Ущербность юго-восточной модели никогда не была секретом для профессионалов: задолго до краха (в 1994 году) профессор Массачусетского технологического института Пол Кругман развенчал миф «азиатского экономического чуда» в статье, в которой он описывал иллюзорность успеха, выстроенного не на достижениях реальной экономики и совокупной ее производительности, а на безудержном вливании иностранного капитала. «Азиатские тигры», однако, относились к любой критике с оправданной (как им казалось) долей беспечности, поскольку не сомневались: случись беда, Дядюшка Сэм непременно вытащит!

1.2 Развитие государств ЮВА «первой и второй волны»
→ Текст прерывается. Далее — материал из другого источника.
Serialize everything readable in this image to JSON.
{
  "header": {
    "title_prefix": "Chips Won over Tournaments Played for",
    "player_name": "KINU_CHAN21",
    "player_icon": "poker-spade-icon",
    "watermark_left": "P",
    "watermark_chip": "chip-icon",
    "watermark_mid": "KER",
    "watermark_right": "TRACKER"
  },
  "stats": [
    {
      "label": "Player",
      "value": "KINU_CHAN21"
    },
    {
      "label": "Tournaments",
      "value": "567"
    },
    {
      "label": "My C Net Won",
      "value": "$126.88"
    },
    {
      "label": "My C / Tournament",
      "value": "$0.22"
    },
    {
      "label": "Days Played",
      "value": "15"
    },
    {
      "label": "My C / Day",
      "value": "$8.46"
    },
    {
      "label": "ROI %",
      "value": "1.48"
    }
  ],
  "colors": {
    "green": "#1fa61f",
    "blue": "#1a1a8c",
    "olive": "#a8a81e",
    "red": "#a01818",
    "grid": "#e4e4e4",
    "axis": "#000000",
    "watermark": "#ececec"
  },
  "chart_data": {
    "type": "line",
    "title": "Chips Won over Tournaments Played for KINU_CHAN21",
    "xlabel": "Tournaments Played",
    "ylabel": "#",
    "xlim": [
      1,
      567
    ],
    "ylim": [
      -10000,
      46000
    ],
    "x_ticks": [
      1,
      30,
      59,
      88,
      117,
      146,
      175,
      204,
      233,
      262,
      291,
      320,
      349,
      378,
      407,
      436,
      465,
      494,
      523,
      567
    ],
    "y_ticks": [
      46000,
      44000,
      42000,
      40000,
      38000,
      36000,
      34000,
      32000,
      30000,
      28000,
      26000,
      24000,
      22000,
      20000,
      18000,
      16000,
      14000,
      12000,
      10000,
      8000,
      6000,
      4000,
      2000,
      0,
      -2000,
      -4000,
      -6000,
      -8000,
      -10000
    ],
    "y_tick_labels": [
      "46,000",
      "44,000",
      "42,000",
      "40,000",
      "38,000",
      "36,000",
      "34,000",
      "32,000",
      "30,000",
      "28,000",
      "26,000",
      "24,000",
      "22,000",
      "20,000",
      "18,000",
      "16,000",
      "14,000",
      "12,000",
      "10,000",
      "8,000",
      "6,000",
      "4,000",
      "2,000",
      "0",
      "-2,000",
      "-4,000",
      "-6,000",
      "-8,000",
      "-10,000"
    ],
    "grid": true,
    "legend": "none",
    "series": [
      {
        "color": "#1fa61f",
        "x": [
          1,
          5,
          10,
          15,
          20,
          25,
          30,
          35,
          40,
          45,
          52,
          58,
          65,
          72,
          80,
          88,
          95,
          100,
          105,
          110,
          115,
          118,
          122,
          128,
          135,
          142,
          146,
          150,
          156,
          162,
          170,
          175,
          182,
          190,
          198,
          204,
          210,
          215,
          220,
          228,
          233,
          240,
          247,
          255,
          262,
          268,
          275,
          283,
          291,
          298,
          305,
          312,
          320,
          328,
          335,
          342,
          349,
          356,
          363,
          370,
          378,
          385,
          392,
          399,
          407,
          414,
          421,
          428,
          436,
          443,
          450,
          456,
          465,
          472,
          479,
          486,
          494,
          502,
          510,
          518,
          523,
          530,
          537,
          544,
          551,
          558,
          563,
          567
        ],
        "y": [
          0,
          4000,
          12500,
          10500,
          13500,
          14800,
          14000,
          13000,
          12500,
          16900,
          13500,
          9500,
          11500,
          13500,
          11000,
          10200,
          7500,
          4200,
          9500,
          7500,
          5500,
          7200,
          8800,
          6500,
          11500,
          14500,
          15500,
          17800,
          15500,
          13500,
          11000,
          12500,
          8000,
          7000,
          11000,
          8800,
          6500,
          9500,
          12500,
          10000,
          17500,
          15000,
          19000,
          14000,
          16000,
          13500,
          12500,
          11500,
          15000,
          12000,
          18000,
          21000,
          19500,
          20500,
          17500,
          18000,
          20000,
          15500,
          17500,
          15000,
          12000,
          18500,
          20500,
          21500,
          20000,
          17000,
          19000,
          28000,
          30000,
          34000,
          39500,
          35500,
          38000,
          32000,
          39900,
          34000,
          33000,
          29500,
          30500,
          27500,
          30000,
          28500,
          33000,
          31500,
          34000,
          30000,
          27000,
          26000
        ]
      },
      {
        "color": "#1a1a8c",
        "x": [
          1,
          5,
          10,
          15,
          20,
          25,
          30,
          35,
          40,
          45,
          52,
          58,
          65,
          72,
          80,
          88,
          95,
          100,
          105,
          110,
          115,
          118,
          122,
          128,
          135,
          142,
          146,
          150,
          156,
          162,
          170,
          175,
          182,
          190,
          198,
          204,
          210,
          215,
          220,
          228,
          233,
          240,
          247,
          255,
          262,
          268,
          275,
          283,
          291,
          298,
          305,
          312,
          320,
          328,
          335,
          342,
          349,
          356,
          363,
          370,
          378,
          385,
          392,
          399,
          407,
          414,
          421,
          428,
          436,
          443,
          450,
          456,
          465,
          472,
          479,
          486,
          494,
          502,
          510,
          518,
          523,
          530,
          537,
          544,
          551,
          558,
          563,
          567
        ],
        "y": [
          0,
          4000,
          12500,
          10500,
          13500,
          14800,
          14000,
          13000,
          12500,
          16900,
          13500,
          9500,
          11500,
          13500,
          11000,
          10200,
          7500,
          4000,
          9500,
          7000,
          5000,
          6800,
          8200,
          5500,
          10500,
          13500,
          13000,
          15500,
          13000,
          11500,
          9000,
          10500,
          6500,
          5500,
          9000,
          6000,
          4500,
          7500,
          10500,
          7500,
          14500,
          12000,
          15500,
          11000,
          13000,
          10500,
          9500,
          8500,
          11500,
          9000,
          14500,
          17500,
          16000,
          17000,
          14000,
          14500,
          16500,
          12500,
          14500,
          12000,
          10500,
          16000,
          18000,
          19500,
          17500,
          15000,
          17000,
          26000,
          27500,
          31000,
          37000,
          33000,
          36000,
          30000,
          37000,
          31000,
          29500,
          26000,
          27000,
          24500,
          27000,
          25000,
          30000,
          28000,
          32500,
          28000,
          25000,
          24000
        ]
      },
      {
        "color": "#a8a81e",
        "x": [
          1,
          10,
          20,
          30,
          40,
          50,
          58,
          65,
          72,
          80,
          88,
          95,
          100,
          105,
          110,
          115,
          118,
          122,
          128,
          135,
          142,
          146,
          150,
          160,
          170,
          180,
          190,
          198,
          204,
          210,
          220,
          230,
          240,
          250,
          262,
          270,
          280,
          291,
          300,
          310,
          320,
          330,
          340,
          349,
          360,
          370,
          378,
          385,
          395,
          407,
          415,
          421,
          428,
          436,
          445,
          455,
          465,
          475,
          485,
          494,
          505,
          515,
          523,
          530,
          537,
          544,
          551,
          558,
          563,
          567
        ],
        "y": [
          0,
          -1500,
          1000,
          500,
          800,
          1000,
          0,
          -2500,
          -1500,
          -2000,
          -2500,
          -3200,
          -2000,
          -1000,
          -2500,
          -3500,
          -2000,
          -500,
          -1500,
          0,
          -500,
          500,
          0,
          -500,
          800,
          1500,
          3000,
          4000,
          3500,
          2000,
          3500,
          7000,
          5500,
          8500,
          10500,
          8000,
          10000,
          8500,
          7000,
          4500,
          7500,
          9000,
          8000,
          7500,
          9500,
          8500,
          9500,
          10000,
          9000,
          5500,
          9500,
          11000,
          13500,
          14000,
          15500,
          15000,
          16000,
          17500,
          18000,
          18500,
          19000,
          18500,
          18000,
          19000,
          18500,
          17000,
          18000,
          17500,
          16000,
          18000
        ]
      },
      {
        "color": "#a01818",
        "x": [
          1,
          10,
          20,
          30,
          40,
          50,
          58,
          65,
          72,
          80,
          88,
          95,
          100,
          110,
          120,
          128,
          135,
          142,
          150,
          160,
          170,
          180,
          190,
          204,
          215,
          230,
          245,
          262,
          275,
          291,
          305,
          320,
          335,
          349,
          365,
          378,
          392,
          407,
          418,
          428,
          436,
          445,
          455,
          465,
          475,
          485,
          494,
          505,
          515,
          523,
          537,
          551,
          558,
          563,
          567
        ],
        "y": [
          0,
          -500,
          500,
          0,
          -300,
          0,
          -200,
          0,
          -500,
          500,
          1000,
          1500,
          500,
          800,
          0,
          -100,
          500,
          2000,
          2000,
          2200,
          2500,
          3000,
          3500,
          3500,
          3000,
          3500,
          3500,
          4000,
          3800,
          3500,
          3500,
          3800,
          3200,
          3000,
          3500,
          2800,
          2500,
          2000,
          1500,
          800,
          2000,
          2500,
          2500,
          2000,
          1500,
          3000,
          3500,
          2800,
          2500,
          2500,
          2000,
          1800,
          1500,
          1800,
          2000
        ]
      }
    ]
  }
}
финансовый кризис азиатский стабилизационный

На первый взгляд, все «новые индустриальные страны» Восточной и Юго-Восточной Азии – на одно лицо: что Тайвань, что Таиланд – все едино. В действительности же страны индустриальной Восточной и Юго-Восточной Азии делятся на три довольно непохожие группы. Кризис 1997 года с особой четкостью продемонстрировал, что разница между Тайванем и Таиландом более чем реальна. К первой группе «новых индустриальных стран» относятся государства конфуцианской цивилизации: этнически китайские Тайвань, Гонконг и Сингапур, а также Корея, которая в культурном отношении всегда была очень близка к Китаю. Именно за ними закрепилось полушутливое определение «четыре тигра Восточной Азии». Стремительный экономический рост в странах «четверки» начался в 1960-1965 гг. К их инокультурным соседям, странам «второй волны» развития, перемены пришли двумя десятилетиями позже, около 1980 г., когда буддийский Таиланд и мусульманские Малайзия и Индонезия, долгое время считавшиеся экономически бесперспективными, стали неожиданно показывать признаки развития. Еще позже, в середине восьмидесятых годов, дали свои результаты рыночные реформы в Китае и во Вьетнаме – странах, которые, формально оставаясь коммунистическими, на деле приступили к энергичному строительству капитализма.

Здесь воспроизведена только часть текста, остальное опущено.